A review of the first weekend of “Berg and His World” at Bard College, August 13—15:
Berg and Vienna
Review by Larry Wallach
The theme of Bard’s retrospective “Berg and His World” was clearly stated and
restated: Berg needs to be liberated from the so-called “Second Viennese School” and
seen in a wider context of Vienna and beyond. Too long has he been seen primarily as
a student of Schoenberg along with Webern; this perspective masks his individuality as
well as his stature, which, if anything, is as great or greater than that of his beloved “master.” The gauntlet was laid down right away by Leon Botstein, who gave the first
pre-concert talk: Berg gives us the best of both worlds, the expressive, content-oriented approach to composition as communication, and the formally strict, self-contained structural world of the music for its own sake.

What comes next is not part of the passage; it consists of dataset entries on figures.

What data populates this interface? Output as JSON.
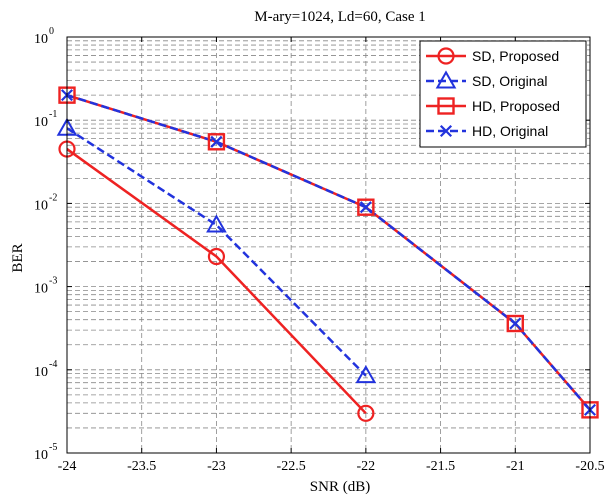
{
  "chart_data": {
    "type": "line",
    "title": "M-ary=1024, Ld=60, Case 1",
    "xlabel": "SNR (dB)",
    "ylabel": "BER",
    "xlim": [
      -24,
      -20.5
    ],
    "ylim": [
      1e-05,
      1
    ],
    "yscale": "log",
    "grid": true,
    "legend_position": "top-right",
    "x_ticks": [
      "-24",
      "-23.5",
      "-23",
      "-22.5",
      "-22",
      "-21.5",
      "-21",
      "-20.5"
    ],
    "y_ticks": [
      {
        "base": "10",
        "exp": "0"
      },
      {
        "base": "10",
        "exp": "-1"
      },
      {
        "base": "10",
        "exp": "-2"
      },
      {
        "base": "10",
        "exp": "-3"
      },
      {
        "base": "10",
        "exp": "-4"
      },
      {
        "base": "10",
        "exp": "-5"
      }
    ],
    "series": [
      {
        "name": "SD, Proposed",
        "color": "#ee2222",
        "line": "solid",
        "marker": "circle",
        "x": [
          -24,
          -23,
          -22
        ],
        "y": [
          0.045,
          0.0023,
          3e-05
        ]
      },
      {
        "name": "SD, Original",
        "color": "#2233dd",
        "line": "dashed",
        "marker": "triangle",
        "x": [
          -24,
          -23,
          -22
        ],
        "y": [
          0.08,
          0.0055,
          8.5e-05
        ]
      },
      {
        "name": "HD, Proposed",
        "color": "#ee2222",
        "line": "solid",
        "marker": "square",
        "x": [
          -24,
          -23,
          -22,
          -21,
          -20.5
        ],
        "y": [
          0.2,
          0.055,
          0.009,
          0.00036,
          3.3e-05
        ]
      },
      {
        "name": "HD, Original",
        "color": "#2233dd",
        "line": "dashed",
        "marker": "x",
        "x": [
          -24,
          -23,
          -22,
          -21,
          -20.5
        ],
        "y": [
          0.2,
          0.055,
          0.009,
          0.00036,
          3.3e-05
        ]
      }
    ]
  }
}
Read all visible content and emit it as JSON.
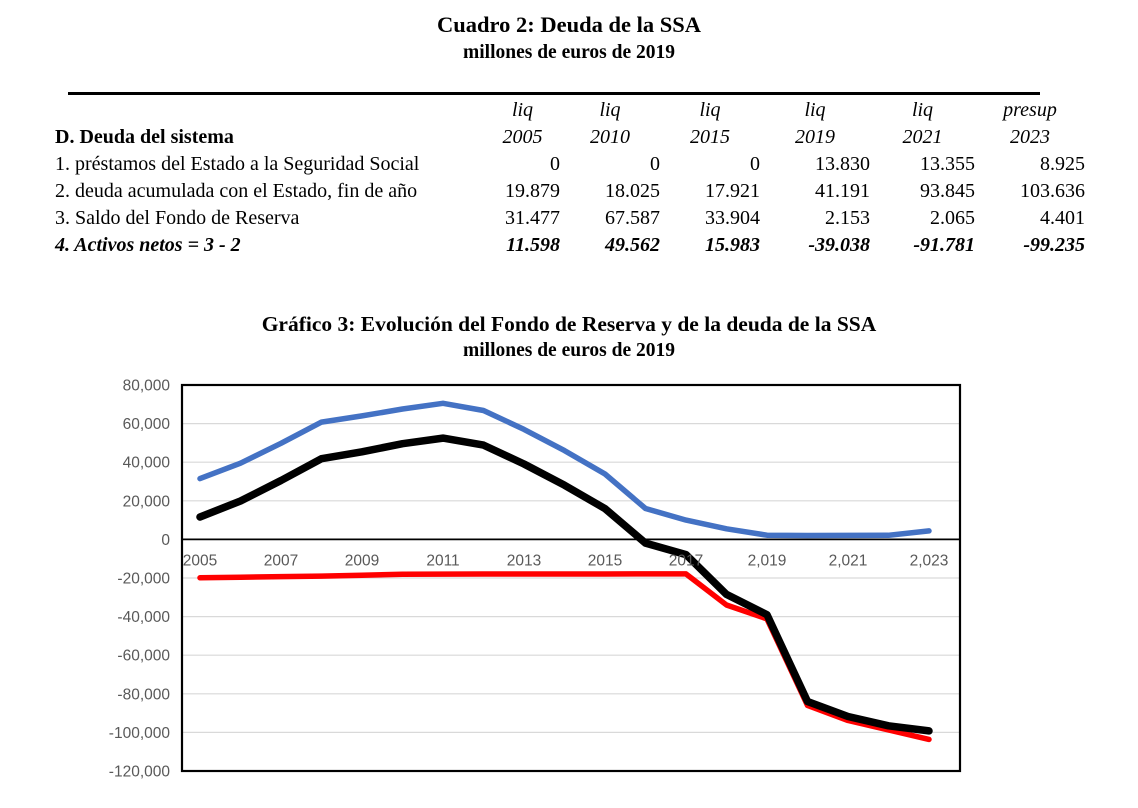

Implication no. 1: Schoenberg and Webern over-emphasize the latter at the
expense of the former. Implication no. 2: other composers and artists than Schoenberg
had powerful influences on Berg’s urge to compose expressively (read “romantically”).
Implication no. 3: Berg was as much a romantic as a modernist. Result: Berg became
by far the most popular (hence, successful) composer of the three.
The musical offerings put forth to illustrate this thesis (or are there more than one?)
were so lavish, and for the most part so convincingly performed, that it seems churlish
to beg to differ, or to at least keep an open mind about the more traditional view of Berg
as someone whose development utterly hinged on his relationship with Schoenberg for a significant period of time, and whose continuing relationship remained an important (not to say crucial) force field within which he worked. (This position will be referred to henceforth in this writing as the contrarian one.) And in fairness, there were some wonderful Schoenberg performances to remind us of that composer’s virtues: songs from the Georgelieder, the little piano pieces op. 19, and the powerful Chamber Symphony no. 1. No weak links here; but also, no
twelve-tone works. Lecturers and panelists repeatedly underscored the fact that even though Berg used twelve-tone-rows, his approach was very different from Schoenberg’s. And so were the audible results.